Sono quei versanti che poi domineranno il nostro Desiderio.
Questa è tutta la partita: si parte da dove siamo, e l'attenzione alle occasioni del presente scorretto - che non bisogna precipitarsi a disinfettare - ci farà trasalire per la vita inattesa che lì ri-sorge.
La Fiamma dello Spirito che sta edificando la Novità di Dio si annida nelle braci e nei lati ritenuti inconcludenti o contrapposti - non colloca se stessa in vetrina per soffocare subito l’istinto.

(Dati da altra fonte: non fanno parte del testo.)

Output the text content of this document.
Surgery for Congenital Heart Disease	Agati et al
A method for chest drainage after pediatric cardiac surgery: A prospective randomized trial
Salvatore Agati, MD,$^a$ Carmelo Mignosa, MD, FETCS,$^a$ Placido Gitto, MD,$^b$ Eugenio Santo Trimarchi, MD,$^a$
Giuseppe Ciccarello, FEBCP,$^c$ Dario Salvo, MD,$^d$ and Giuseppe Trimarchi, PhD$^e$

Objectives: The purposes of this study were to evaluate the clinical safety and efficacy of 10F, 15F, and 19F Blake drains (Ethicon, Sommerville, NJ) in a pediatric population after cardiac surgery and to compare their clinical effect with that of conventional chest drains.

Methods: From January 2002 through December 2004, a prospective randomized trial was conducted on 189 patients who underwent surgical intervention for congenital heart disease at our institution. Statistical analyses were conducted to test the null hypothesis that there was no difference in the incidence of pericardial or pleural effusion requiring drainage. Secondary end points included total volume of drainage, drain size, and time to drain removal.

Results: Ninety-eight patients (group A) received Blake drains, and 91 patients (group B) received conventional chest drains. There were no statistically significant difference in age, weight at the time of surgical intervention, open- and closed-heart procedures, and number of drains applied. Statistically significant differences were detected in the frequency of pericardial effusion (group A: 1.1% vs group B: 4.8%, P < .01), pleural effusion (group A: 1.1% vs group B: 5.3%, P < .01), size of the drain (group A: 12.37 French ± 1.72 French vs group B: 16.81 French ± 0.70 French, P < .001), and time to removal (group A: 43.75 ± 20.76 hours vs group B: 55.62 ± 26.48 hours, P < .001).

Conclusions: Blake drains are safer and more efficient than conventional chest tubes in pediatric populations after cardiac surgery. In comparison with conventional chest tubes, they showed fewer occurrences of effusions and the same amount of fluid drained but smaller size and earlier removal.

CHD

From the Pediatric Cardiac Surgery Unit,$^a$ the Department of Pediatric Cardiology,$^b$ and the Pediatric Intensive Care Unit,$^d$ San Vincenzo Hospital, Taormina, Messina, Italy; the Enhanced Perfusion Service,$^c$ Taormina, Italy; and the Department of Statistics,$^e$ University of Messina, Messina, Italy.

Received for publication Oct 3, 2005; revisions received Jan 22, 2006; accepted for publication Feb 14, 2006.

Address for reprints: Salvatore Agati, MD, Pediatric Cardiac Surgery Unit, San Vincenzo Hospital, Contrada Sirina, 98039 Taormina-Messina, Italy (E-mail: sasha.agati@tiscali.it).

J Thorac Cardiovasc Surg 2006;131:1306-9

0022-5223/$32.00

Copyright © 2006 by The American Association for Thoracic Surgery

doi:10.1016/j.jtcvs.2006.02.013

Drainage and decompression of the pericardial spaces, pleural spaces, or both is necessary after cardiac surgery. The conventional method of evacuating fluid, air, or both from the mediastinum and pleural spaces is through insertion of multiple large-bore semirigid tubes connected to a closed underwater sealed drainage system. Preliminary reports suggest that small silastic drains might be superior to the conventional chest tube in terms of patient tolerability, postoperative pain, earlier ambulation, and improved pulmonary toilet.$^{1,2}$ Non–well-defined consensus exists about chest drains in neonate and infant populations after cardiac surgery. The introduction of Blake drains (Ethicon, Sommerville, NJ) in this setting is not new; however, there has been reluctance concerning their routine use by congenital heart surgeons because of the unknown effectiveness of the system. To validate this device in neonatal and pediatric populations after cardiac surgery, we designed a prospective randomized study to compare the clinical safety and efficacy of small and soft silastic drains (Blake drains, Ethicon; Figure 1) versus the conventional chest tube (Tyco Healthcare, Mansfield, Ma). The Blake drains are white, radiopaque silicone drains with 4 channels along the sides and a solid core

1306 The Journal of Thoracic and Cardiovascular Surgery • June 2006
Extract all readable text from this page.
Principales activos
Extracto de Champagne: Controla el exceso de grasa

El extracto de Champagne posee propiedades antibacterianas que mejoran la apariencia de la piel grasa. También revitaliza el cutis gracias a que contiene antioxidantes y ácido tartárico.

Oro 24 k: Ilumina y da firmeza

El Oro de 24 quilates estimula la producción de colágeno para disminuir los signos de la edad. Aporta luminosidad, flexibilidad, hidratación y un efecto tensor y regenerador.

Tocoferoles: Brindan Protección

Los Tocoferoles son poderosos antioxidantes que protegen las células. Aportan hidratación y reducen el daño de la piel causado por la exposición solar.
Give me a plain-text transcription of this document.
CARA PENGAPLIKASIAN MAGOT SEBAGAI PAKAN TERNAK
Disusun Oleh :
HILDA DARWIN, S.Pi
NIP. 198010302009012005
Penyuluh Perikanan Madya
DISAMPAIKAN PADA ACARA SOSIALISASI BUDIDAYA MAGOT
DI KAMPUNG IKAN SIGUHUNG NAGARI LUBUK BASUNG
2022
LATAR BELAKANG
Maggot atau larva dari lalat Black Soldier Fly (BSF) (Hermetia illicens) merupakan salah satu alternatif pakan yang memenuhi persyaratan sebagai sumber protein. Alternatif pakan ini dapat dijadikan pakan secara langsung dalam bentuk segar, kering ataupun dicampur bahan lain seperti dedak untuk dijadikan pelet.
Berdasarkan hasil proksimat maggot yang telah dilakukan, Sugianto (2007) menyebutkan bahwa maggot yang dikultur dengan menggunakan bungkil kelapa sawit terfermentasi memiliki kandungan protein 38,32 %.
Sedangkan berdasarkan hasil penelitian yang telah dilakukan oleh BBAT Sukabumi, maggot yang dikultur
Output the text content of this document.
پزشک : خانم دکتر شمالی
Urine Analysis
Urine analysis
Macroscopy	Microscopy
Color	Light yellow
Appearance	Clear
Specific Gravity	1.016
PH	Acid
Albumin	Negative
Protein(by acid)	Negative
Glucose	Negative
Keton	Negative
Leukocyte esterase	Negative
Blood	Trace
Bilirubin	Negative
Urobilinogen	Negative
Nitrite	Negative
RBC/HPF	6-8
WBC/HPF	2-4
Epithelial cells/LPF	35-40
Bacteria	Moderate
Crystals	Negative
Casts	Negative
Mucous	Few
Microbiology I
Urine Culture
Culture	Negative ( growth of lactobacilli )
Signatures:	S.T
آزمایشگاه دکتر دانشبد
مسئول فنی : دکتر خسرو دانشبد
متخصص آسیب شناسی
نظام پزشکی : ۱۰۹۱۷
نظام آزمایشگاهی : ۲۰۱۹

Così la Chiesa: non “funzionale”, bensì capace di dare vita. Regno e territorio non segnati da pacifismo tattico, che anestetizza.
In tal guisa, il Battesimo non è una rubrica o una mano di grigio e d’opinione comune, né un congegno che marchia, mettendo immediatamente all’angolo personalità e tensioni - bensì una Immersione (v.50 testo greco).
«Ora, perché non giudicate anche da voi stessi ciò che è giusto?» (v.57).
In Cristo abbiamo capacità di pensiero e veniamo fatti autonomi, per una fraternità solida con noi stessi, che si è ‘fermata’ - e che si dispiega rivitalizzando l’Unicità.
Accudendo le parti trascurate e fondendo i lati estranei o difformi, dall’esteriorità delle cose siamo riportati all’Origine di quanto accade.